Aldeyra Therapeutics’ dry eye drug helped relieve ocular redness in a phase 2 trial but merely “approached statistical significance” on a secondary endpoint of wetness in the eye.
We know you’re here for the unspun version of this story, and this is it: the secondary goal was not met.
The small biotech out of Lexington, Massachusetts pinned its hopes on ocular diseases, specifically reproxalap, after halting the clinical development of two systemic disease programs in 2020. The company bet that throwing all resources into ocular would keep things going as cash reserves were drained.
And the company has certainly gone all in: rather than wait for the results of the phase 2, Aldeyra already has two phase 3s underway in the same setting of the mixed bag mid-phase trial that's being reported today. Aldeyra narrowed the endpoint to eye redness rather than others key to dry eye disease for the remaining tests, even switching one of the late-stage tests to only focus on this measure.
Now, Aldeyra is reporting that reproxalap met the main goal of the phase 2 trial, which was to improve eye redness based on a test after patients were placed in a dry eye chamber.
The FDA and other experts have questioned whether a dry eye chamber can truly replicate real-world conditions that patients experience with dry eye. The devices simulate minimal humidity, high airflow and forced visual tasking, according to Aldeyra, but are not standard in trials for dry eye disease.
Patients were given four doses the day before entering the chamber and then two doses during the 90-minute exposure in the chamber.
On the secondary endpoint, patients did not score high enough on a test that ranked eye wetness to reach statistical significance after the initial dose, but the results were “directionally in favor of reproxalap” compared to placebo.
The therapy also failed on other secondary symptomatic measures including eye dryness and discomfort, although patients who received the treatment reported lower scores than the placebo group, meaning they saw at least some relief.

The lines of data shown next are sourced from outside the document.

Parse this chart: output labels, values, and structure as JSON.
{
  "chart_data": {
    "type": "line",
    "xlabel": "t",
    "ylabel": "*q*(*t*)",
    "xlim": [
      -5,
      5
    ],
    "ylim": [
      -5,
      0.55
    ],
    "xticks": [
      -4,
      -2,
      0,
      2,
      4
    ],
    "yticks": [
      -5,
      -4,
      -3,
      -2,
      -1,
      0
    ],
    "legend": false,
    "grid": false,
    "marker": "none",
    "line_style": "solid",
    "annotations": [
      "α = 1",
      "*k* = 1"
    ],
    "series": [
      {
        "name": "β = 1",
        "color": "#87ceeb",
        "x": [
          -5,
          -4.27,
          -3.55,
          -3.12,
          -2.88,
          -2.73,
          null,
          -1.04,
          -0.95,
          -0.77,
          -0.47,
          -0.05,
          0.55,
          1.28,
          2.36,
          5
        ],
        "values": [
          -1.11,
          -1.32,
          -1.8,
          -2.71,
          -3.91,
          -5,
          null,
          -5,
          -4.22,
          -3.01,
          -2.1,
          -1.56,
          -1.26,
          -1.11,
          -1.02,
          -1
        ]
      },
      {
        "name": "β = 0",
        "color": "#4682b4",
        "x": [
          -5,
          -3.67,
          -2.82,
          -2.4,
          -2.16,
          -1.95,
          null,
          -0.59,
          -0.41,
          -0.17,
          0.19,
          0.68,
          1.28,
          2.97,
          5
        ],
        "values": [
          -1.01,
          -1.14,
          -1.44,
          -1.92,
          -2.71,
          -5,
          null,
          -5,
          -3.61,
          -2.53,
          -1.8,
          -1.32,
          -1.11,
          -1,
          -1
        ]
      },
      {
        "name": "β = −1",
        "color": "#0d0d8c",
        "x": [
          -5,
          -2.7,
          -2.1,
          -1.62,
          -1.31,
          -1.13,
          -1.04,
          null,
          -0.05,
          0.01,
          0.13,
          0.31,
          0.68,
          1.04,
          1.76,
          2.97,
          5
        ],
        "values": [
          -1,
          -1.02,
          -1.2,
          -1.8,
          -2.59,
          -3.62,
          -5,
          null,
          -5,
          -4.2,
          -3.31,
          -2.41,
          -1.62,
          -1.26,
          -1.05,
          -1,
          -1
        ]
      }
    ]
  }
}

No new safety signals were observed in the trial.
“Complementing our rapid and durable symptom control evidenced in three 12-week clinical trials, we are excited to announce achievement of statistical significance of an objective sign of dry eye disease in a well-controlled clinical trial,” said Aldeyra President and CEO Todd Brady, M.D., Ph.D. “Ocular redness may be the only dry eye disease sign that is of importance to patients, and the reduction in redness observed in this trial following reproxalap treatment potentially represents a major advance for the chronic treatment of dry eye disease.”
Brady is suggesting here that signs of dry eye disease—which are lab-confirmed assessments—like ocular redness, are more important than symptoms, but there's been plenty of debate between signs versus symptoms in this condition and what is most important for patients.

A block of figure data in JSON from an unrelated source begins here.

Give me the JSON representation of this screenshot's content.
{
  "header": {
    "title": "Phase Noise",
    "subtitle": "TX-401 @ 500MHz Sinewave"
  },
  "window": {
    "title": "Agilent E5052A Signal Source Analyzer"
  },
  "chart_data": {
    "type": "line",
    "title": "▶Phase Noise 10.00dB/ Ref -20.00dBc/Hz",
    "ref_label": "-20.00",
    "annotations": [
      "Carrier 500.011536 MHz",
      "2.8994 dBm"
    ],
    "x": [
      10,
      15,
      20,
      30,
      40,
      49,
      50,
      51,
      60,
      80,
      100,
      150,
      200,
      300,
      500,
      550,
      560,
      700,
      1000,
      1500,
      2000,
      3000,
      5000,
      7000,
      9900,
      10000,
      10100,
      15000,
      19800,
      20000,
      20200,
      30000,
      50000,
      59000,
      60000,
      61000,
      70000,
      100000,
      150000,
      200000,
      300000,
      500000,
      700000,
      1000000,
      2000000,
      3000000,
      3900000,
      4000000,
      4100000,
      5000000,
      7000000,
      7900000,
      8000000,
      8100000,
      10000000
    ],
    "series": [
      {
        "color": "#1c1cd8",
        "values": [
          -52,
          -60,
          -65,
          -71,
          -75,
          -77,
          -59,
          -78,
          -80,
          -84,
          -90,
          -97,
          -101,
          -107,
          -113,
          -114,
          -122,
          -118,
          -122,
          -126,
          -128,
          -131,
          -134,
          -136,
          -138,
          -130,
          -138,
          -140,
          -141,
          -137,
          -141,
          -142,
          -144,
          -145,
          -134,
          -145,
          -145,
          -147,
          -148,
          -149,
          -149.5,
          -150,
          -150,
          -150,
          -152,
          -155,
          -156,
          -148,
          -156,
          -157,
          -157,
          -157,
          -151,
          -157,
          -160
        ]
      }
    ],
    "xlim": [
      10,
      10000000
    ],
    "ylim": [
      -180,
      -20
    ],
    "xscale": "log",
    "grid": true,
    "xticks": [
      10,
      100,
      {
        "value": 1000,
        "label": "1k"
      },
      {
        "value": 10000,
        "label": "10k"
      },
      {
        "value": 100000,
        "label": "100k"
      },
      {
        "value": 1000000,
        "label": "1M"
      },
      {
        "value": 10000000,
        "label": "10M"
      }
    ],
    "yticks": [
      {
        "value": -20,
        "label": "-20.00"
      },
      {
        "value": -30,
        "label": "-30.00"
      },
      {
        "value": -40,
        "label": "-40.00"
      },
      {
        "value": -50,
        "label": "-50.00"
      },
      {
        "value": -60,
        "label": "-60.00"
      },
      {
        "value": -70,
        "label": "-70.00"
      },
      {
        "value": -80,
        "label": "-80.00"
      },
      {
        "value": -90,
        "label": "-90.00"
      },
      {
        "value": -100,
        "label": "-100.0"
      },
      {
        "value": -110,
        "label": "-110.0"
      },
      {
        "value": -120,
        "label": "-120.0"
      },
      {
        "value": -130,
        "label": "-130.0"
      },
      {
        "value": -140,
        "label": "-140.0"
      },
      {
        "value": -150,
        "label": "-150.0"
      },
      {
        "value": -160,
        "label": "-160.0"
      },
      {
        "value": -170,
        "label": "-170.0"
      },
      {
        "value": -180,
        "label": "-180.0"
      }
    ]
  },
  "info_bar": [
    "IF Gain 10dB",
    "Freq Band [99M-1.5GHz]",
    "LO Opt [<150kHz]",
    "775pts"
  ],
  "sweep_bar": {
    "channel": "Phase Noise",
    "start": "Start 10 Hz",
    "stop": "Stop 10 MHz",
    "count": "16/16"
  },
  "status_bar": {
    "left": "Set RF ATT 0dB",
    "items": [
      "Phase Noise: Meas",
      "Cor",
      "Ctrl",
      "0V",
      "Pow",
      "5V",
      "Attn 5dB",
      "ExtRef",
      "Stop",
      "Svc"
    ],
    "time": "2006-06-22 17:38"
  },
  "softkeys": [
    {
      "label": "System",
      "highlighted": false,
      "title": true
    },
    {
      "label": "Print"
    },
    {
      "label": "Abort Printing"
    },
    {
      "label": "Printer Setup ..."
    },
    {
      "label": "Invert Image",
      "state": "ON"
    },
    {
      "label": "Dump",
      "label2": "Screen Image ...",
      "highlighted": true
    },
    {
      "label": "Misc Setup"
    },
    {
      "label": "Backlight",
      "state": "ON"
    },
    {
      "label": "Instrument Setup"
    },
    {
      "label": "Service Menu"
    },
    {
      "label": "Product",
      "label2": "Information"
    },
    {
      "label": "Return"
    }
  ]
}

Luckily, there’s a study for that. A 2019 study published in the National Institutes of Health’s library defined the needs of dry eye patients. Red eyes were noted as the “most burdensome eye appearance aspect” by 37% of patients, but 77% said eye discomfort and sensitivity were the most bothering symptom overall. Eye dryness was rated by 76% of patients as the most burdensome symptom.
Reproxalap previously posted a mixed bag of evidence in a phase 2a dry eye trial and also failed another midstage study in allergic conjunctivitis. Aldeyra has two phase 3 trials of reproxalap ongoing, which are looking at ocular redness. The results are expected to be released by the end of the year.

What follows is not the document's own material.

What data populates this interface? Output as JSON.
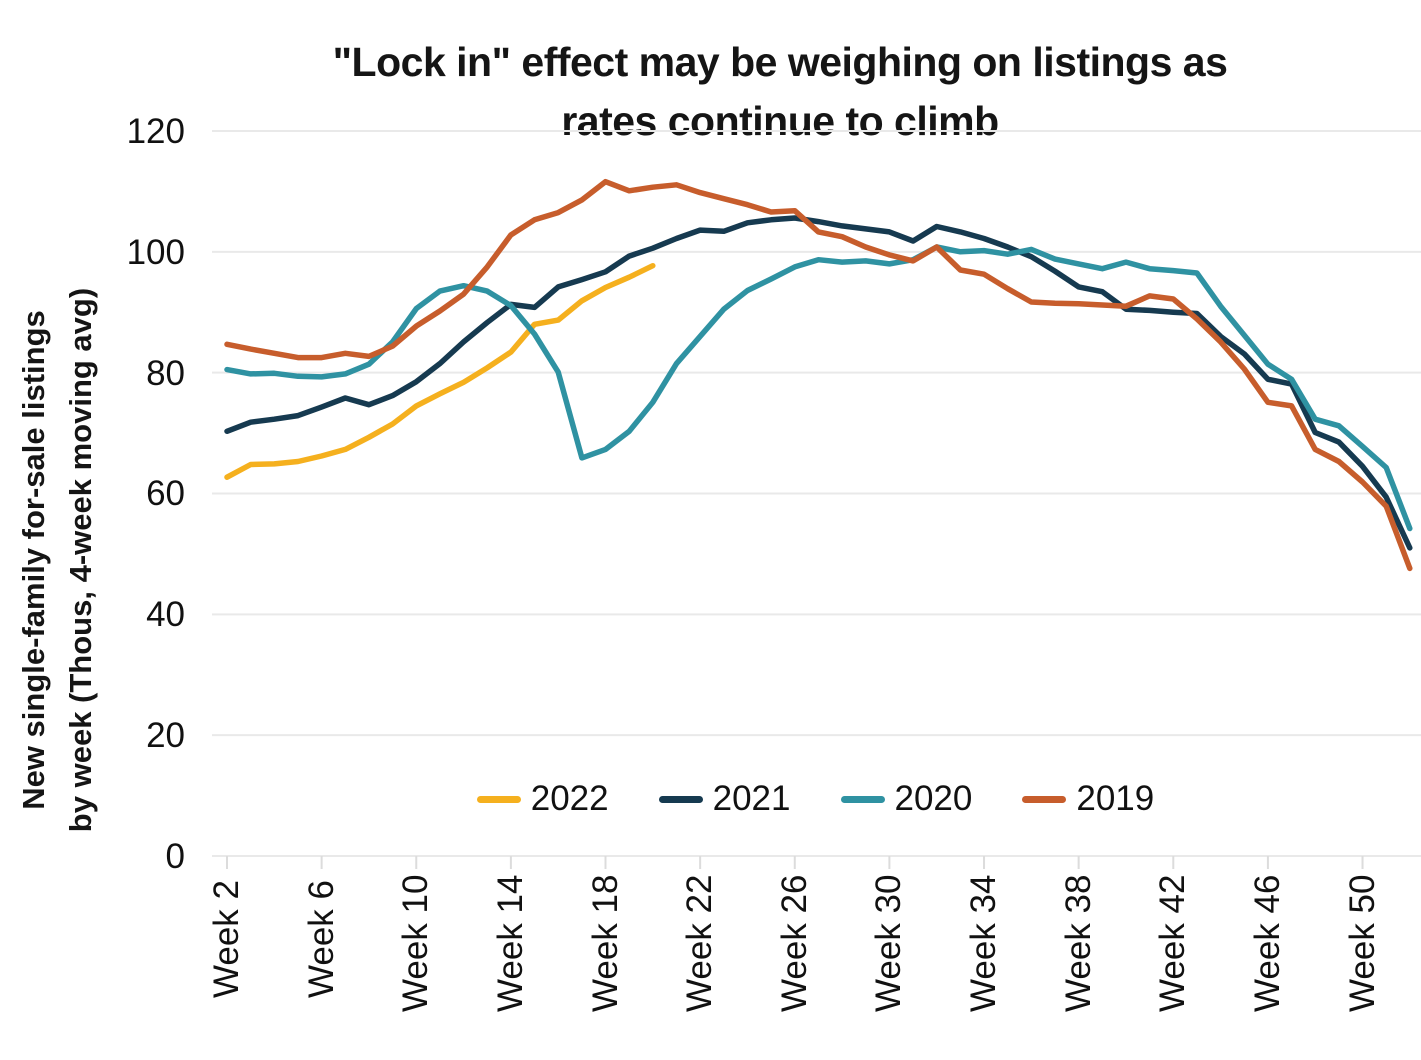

The therapy is also being tested in a phase 3 trial of patients with allergic conjunctivitis. Aldeyra has several other assets in the pipeline including the phase 3 drug ADX-2191, which is in three indications including the retinal detachment complication called proliferative vitreoretinopathy and retinitis pigmentosa.
Reproxalap is a small molecule drug formulated as a solution that inhibits reactive aldehyde species, a substance that is associated with inflammation and is elevated in patients with ocular and systemic inflammatory disease.